The incumbent Dutch telco KPN is sending back some of its slightly-soiled bandwidth allocation to the government of the Netherlands. It's requested that the Ministry of Economic Affairs take back ownership of and responsibility for the licensed spectrum in the DCS 1800 and UMTS frequencies that its subsidiary Telfort won back in 1998 and 2000, reports Martyn Warwick.
KPN's fit of pique is its response to its loss of a recent court case. A couple of weeks ago the Dutch agency in charge of spectrum allocation, the Agentschap Telecom (AT), emerged as the victor after prolonged litigation brought by the country's erstwhile state monopoly telecoms provider against a €5 million fine imposed on the carrier for failing to comply with the service roll-out obligations as required by the terms of Telfort's spectrum licenses.
The Rotterdam Court of Justice ruled in favour of the AT and told KPN that it was getting away lightly.
The penalty that could have been imposed is €40 million.

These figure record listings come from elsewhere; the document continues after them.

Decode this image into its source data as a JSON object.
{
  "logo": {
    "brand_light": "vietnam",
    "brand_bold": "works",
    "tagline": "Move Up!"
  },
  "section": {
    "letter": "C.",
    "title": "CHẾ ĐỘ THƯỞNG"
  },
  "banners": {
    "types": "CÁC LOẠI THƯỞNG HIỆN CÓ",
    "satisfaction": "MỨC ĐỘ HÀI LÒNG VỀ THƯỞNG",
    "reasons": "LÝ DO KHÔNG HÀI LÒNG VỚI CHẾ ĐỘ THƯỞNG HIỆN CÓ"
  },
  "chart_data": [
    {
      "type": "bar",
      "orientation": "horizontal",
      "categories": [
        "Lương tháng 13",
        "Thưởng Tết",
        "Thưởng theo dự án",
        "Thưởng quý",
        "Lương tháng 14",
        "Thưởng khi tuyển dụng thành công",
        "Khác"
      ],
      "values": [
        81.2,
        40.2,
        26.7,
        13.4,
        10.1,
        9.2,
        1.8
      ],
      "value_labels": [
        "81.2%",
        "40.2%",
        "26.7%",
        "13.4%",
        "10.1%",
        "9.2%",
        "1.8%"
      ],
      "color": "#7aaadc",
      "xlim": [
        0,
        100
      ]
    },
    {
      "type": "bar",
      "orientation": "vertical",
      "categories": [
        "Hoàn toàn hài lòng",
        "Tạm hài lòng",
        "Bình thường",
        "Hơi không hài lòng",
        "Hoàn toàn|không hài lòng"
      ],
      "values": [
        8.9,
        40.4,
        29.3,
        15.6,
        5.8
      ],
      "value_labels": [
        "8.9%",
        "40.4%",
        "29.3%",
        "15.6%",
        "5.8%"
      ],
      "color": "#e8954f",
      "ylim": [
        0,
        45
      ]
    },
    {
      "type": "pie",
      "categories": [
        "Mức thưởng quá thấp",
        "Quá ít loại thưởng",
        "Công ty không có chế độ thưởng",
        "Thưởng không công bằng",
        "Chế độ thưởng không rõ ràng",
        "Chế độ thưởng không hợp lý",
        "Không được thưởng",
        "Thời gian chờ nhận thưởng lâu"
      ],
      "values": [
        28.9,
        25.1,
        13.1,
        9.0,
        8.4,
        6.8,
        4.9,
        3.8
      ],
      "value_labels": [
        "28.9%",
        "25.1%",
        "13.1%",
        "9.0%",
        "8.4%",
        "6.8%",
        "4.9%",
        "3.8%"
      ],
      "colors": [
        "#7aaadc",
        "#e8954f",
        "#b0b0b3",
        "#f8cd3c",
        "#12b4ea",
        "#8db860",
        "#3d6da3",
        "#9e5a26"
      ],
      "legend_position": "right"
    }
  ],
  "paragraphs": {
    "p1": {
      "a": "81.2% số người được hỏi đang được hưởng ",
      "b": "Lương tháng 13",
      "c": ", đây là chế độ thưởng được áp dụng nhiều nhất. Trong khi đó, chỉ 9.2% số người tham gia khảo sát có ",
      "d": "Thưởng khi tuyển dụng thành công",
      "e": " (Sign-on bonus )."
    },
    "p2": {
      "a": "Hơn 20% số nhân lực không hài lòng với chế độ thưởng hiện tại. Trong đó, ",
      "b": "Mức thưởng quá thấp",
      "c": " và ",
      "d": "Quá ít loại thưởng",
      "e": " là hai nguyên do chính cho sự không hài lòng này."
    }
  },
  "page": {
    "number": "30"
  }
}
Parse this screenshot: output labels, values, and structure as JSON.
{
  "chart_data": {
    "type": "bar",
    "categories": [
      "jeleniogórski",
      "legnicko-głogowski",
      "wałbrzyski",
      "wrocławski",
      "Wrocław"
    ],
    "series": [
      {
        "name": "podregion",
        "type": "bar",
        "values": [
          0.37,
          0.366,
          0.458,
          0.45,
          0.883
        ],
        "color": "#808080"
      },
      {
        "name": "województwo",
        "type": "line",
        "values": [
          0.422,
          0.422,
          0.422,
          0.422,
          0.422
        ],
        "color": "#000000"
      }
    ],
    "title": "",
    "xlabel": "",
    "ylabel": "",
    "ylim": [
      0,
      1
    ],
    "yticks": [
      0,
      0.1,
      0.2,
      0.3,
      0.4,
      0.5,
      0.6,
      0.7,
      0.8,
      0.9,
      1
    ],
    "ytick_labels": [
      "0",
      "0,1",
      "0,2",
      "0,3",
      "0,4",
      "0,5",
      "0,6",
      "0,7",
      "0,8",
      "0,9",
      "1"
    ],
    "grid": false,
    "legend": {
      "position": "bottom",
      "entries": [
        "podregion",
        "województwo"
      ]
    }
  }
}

KPN found itself in trouble after it sneakily transferred Telfort's 3G subscribers over to its own network to avoid the costs associated with building the necessary 3G infrastructure as required under the terms of Telfort's licenses that KPN acquired along with the carrier.
Caught bang to rights KPN blustered, threatened, spat the dummy and eventually went all pathetic and like a spoilt kid said, "Take your spectrum then, it's no good anyway".
Commenting on the court's decision the AT said, "We welcome this decision. We will decide on the redistribution of the Telfort spectrum and put it on the market with the planned auction of 2.6GHz spectrum in 2010."
KPN meanwhile is sulking in the corner, sucking its thumb and kicking the cat.